Learning notes TF064: TensorFlow Kubernetes, tf064tensorflow

Last Update:2017-11-12 Source: Internet

Author: User

Tags docker hub

Developer on Alibaba Coud: Build your first app with APIs, SDKs, and tutorials on the Alibaba Cloud. Read more ＞

Learning notes TF064: TensorFlow Kubernetes, tf064tensorflow

AlphaGo: each experiment has 1000 nodes and each node has 4 GPUs and 4000 GPUs. Siri: 2 nodes and 8 GPUs for each experiment. AI research relies on massive data computing, instead of performance computing resources. The larger cluster running model shortens the weekly training time to the day-level hour level. Kubernetes, the most widely used container cluster management tool, distributed TensorFlow monitoring, and scheduling lifecycle management. The open-source platform for automatic deployment, resizing, and O & M of container clusters provides task scheduling, monitoring, and failure restart. TensorFlow and Kubernetes are open-source companies of Google. Https://kubernetes.io /. Google cloud platform-based solutions. Https://cloud.google.com /.

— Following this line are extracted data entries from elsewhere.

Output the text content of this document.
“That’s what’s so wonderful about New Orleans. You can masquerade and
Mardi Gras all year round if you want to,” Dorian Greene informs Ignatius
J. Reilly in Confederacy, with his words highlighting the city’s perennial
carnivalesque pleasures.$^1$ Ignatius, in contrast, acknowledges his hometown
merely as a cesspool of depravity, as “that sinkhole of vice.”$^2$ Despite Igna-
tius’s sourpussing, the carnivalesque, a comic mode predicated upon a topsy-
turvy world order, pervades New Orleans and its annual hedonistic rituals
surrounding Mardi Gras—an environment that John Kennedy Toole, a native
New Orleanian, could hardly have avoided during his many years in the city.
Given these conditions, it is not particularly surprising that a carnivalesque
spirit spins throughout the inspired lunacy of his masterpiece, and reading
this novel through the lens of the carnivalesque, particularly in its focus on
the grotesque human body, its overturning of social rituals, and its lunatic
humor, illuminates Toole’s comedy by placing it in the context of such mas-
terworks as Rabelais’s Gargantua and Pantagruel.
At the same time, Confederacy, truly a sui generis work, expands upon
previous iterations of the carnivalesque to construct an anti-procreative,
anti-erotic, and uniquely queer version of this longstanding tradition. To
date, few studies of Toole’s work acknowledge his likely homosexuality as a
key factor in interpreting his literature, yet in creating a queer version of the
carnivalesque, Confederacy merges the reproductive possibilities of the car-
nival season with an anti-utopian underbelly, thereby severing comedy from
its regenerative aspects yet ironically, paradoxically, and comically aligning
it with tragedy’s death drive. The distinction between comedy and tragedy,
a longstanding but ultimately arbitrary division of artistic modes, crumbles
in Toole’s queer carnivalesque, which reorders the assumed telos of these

Distributed TensorFlow runs in Kubernetes.

Deployment and running. Install Kubernetes. Minikube creates a local Kubernetes cluster. Install VirtualBox Virtual Machine on Mac first. Https://www.virtualbox.org /. The Minikube Go language is compiled and released as an independent binary file, which is downloaded to the corresponding directory. Command:

Curl-Lo minikube https://storage.googleapis.com/minikube/releases/v0.14.0/minikube-darwin-amd64 & chmod + x minikube & sudo mv minikube/usr/local/bin/

The command line of the client kubectl and kubectl interacts with the cluster. Installation:

Http://storage.googleapis.com/kubernetes-release/release/v1.5.1/bin/darwin/amd64/kubectl & chmod + x kubectl & sudo mv kubectl/usr/local/bin/

Minikube starts a Kubernetes cluster:

Minikube start

Docker Hub latest image tensorflow/tensorflow (version 1.0) https://hub.docker.com/r/tensorflow/tensorflow. Configure the parameter server deployment file named tf-ps-deployment.json:

{
"ApiVersion": "extensions/v1beta1 ",
"Kind": "Deployment ",
"Metadata ":{
"Name": "tensorflow-ps2"
},
"Spec ":{
"Replicas": 2,
"Template ":{
"Metadata ":{
"Labels ":{
"Name": "tensorflow-ps2 ",
"Role": "ps"
}
}
},
"Spec ":{
"Containers ":[
{
"Name": "ps ",
"Image": "tensorflow/tensorflow ",
"Ports ":[
{
"ContainerPort": 2222
}
]
}
]
}
}
}

Configure the parameter Server Service file named tf-ps-service.json:

{
"ApiVersion": "v1 ",
"Kind": "Service ",
"Spec ":{
"Ports ":[
{
"Port": 2222,
"TargetPort": 2222
}
],
"Selector ":{
"Name": "tensorflow-ps2"
}
},
"Metadata ":{
"Labels ":{
"Name": "tensorflow ",
"Role": "service"
}
},
"Name": "tensorflow-ps2-service"
}

Configure the computing server location file, named tf-worker-deployment.json:

{
"ApiVersion": "extensions/v1beta1 ",
"Kind": "Deployment ",
"Metadata ":{
"Name": "tensorflow-worker2"
},
"Spec ":{
"Replicas": 2,
"Template ":{
"Metadata ":{
"Labels ":{
"Name": "tensorflow-worker2 ",
"Role": "worker"
}
}
},
"Spec ":{
"Containers ":[
{
"Name": "worker ",
"Image": "tensorflow/tensorflow ",
"Ports ":[
{
"ContainerPort": 2222
}
]
}
]
}
}
}

Configure the computing Server service file named tf-worker-servic.json:

{
"ApiVersion": "v1 ",
"Kind": "Service ",
"Spec ":{
"Ports ":[
{
"Port": 2222,
"TargetPort": 2222
}
],
"Selector ":{
"Name": "tensorflow-worker2"
}
},
"Metadata ":{
"Labels ":{
"Name": "tensorflow-worker2 ",
"Role": "service"
}
},
"Name": "tensorflow-wk2-service"
}

Run the following command:

Kubectl create-f tf-ps-deployment.json
Kubectl create-f tf-ps-service.json
Kubectl create-f tf-worker-deployment.json
Kubectl create-f tf-worker-service.json

Run kubectl get pod to check whether all the parameter servers and computing servers have been created.
Enter each server (Pod) and deploy the mnist_replica.py file. Run the command to view the IP addresses of ps_host and worker_host.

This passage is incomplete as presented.